It happens to me every year. It’s a seasonal disorder. It is called Springtime Madness. I hate it, but it never leaves without a useful contribution.
This is what happens: the days start getting long, the lambs start froliccing across the fields, and the trees start growing green once more. Simultaneously, my mind goes completely fucking crazy. Again, this happens every single year.
I start doubting myself, more than normal, at least. I start wondering about the future, and questioning the past. Initially, none of this is conscious, it’s just a nagging feeling just beneath the surface of my skull. Sometimes it’s almost crippling, I feel so numb that I start wondering what the hell exactly is going on.

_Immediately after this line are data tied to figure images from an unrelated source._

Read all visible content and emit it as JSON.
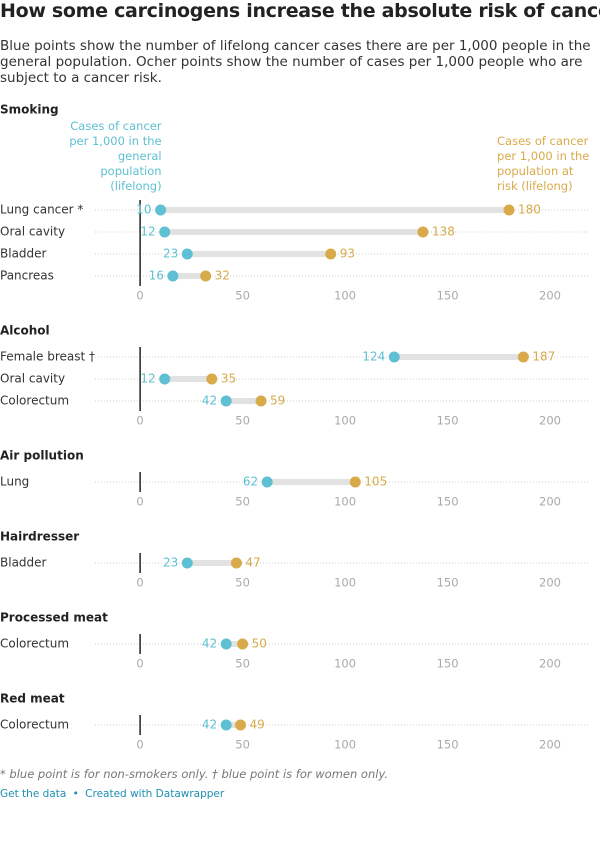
{
  "title": "How some carcinogens increase the absolute risk of cancer",
  "description": "Blue points show the number of lifelong cancer cases there are per 1,000 people in the general population. Ocher points show the number of cases per 1,000 people who are subject to a cancer risk.",
  "notes": "* blue point is for non-smokers only. † blue point is for women only.",
  "footer": {
    "data_link": "Get the data",
    "separator": "•",
    "credit": "Created with Datawrapper"
  },
  "chart_data": [
    {
      "type": "dumbbell",
      "title": "Smoking",
      "categories": [
        "Lung cancer *",
        "Oral cavity",
        "Bladder",
        "Pancreas"
      ],
      "series": [
        {
          "name": "Cases of cancer per 1,000 in the general population (lifelong)",
          "color": "#5ec0d2",
          "values": [
            10,
            12,
            23,
            16
          ]
        },
        {
          "name": "Cases of cancer per 1,000 in the population at risk (lifelong)",
          "color": "#d8aa4a",
          "values": [
            180,
            138,
            93,
            32
          ]
        }
      ],
      "xlim": [
        -22,
        219.5
      ],
      "xticks": [
        0,
        50,
        100,
        150,
        200
      ]
    },
    {
      "type": "dumbbell",
      "title": "Alcohol",
      "categories": [
        "Female breast †",
        "Oral cavity",
        "Colorectum"
      ],
      "series": [
        {
          "color": "#5ec0d2",
          "values": [
            124,
            12,
            42
          ]
        },
        {
          "color": "#d8aa4a",
          "values": [
            187,
            35,
            59
          ]
        }
      ],
      "xlim": [
        -22,
        219.5
      ],
      "xticks": [
        0,
        50,
        100,
        150,
        200
      ]
    },
    {
      "type": "dumbbell",
      "title": "Air pollution",
      "categories": [
        "Lung"
      ],
      "series": [
        {
          "color": "#5ec0d2",
          "values": [
            62
          ]
        },
        {
          "color": "#d8aa4a",
          "values": [
            105
          ]
        }
      ],
      "xlim": [
        -22,
        219.5
      ],
      "xticks": [
        0,
        50,
        100,
        150,
        200
      ]
    },
    {
      "type": "dumbbell",
      "title": "Hairdresser",
      "categories": [
        "Bladder"
      ],
      "series": [
        {
          "color": "#5ec0d2",
          "values": [
            23
          ]
        },
        {
          "color": "#d8aa4a",
          "values": [
            47
          ]
        }
      ],
      "xlim": [
        -22,
        219.5
      ],
      "xticks": [
        0,
        50,
        100,
        150,
        200
      ]
    },
    {
      "type": "dumbbell",
      "title": "Processed meat",
      "categories": [
        "Colorectum"
      ],
      "series": [
        {
          "color": "#5ec0d2",
          "values": [
            42
          ]
        },
        {
          "color": "#d8aa4a",
          "values": [
            50
          ]
        }
      ],
      "xlim": [
        -22,
        219.5
      ],
      "xticks": [
        0,
        50,
        100,
        150,
        200
      ]
    },
    {
      "type": "dumbbell",
      "title": "Red meat",
      "categories": [
        "Colorectum"
      ],
      "series": [
        {
          "color": "#5ec0d2",
          "values": [
            42
          ]
        },
        {
          "color": "#d8aa4a",
          "values": [
            49
          ]
        }
      ],
      "xlim": [
        -22,
        219.5
      ],
      "xticks": [
        0,
        50,
        100,
        150,
        200
      ]
    }
  ]
}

So then some weeks follow where I annoy the girlfriend with questions of reality and the purpose of life. Then summer comes along and I forget about The Madness.
This happens every year, and it always leads to some kind of revelation. This year it’s all about my career, and how exactly I can squeeze money out of society without ripping my hair out.
I believe that the nature of the season, rebirth, etc. has a large part to play in the appearance of Springtime Madness. The ending of the academic year also seems to be a factor.
While the experience itself is never very pleasant, it’s kind of cool how my mind automatically periodically sets aside some time to reflect on itself. It means that at least once a year I do some mental bookkeeping, and that seems like a pretty good thing.